Happy 12th Birthday, Google
September 27th, 2010It’s strange to think that my professional life has been focused on Internet issues for about three years longer than Google has been around. I often tell people that I’ve been working online since Prodigy was The Next Big Thing; I may amend that to incorporate a pre-Google perspective. After all, how many people actually remember Prodigy?
Anyway, today being Google’s 12th birthday, I decided to take a look back at the 1998 version of the Internet. (By the way, that’s the New York Times home page up there, circa 1998.)
I found a Pew commentary titled The Internet Circa 1998.Back then, “57% of non-internet users said they worry ‘not at all’ about missing out on something by not going online. 22% of non-users said they worry ‘not very much,’ 10% worry ‘a fair amount,’ and 7% worry ‘a great deal’ about missing out on something by not going online.”

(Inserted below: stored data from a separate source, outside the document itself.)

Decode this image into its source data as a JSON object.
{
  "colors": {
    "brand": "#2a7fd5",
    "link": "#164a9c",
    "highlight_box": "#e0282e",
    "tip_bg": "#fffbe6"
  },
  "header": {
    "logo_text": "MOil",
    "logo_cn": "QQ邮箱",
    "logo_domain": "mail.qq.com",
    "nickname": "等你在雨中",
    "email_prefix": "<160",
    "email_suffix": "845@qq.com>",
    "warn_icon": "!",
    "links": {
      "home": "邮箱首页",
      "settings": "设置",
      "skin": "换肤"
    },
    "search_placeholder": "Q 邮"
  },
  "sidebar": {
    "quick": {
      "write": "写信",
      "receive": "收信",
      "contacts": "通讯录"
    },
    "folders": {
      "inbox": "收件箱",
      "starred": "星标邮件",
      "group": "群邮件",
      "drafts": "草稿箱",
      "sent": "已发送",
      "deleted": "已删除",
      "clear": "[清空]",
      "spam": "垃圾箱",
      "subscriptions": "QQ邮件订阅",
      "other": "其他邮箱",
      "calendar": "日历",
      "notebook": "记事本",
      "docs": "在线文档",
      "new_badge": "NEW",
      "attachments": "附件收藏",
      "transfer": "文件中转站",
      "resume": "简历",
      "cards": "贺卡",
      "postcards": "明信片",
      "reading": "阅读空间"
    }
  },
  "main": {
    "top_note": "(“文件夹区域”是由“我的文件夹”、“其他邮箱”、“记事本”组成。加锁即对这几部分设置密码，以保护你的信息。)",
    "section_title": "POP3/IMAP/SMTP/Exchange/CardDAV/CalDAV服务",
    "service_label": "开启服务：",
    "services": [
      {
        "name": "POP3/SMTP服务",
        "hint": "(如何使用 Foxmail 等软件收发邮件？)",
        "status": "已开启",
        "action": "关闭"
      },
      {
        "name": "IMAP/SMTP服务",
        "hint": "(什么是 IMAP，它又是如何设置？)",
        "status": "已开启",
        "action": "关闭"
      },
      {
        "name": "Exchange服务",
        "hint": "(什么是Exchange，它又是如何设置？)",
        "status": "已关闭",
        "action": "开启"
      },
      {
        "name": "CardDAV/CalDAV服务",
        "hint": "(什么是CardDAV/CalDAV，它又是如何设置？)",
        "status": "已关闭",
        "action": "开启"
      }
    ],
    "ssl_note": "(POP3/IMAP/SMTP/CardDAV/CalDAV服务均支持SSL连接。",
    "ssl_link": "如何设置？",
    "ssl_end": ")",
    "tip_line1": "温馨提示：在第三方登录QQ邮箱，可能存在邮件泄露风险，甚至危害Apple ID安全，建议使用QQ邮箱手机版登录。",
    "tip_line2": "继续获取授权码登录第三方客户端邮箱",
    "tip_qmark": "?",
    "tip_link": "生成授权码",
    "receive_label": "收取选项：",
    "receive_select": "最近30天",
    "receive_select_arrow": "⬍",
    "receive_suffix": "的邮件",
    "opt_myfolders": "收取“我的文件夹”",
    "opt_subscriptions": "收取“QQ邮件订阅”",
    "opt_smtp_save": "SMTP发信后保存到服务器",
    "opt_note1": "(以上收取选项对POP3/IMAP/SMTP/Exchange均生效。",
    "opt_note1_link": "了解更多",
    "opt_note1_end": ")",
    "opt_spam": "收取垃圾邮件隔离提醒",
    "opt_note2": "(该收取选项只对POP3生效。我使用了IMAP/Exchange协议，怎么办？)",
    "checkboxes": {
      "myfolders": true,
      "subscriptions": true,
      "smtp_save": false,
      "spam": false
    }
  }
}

This page of predictions for the Internet in 1998 from Jakob Nielsen included the observation that “the Web is simply not that suited for advertising” — which, of course, hasn’t stopped advertisers one bit.
And here’s a place where you’ll find results of a survey focused on “the scholarly uses of the Internet. Among the survey’s conclusions:
The three most popular professional uses of the Internet revolve around sending and receiving electronic mail (individual and list-mediated), and reading online news.
The more things change, the more they stay the same.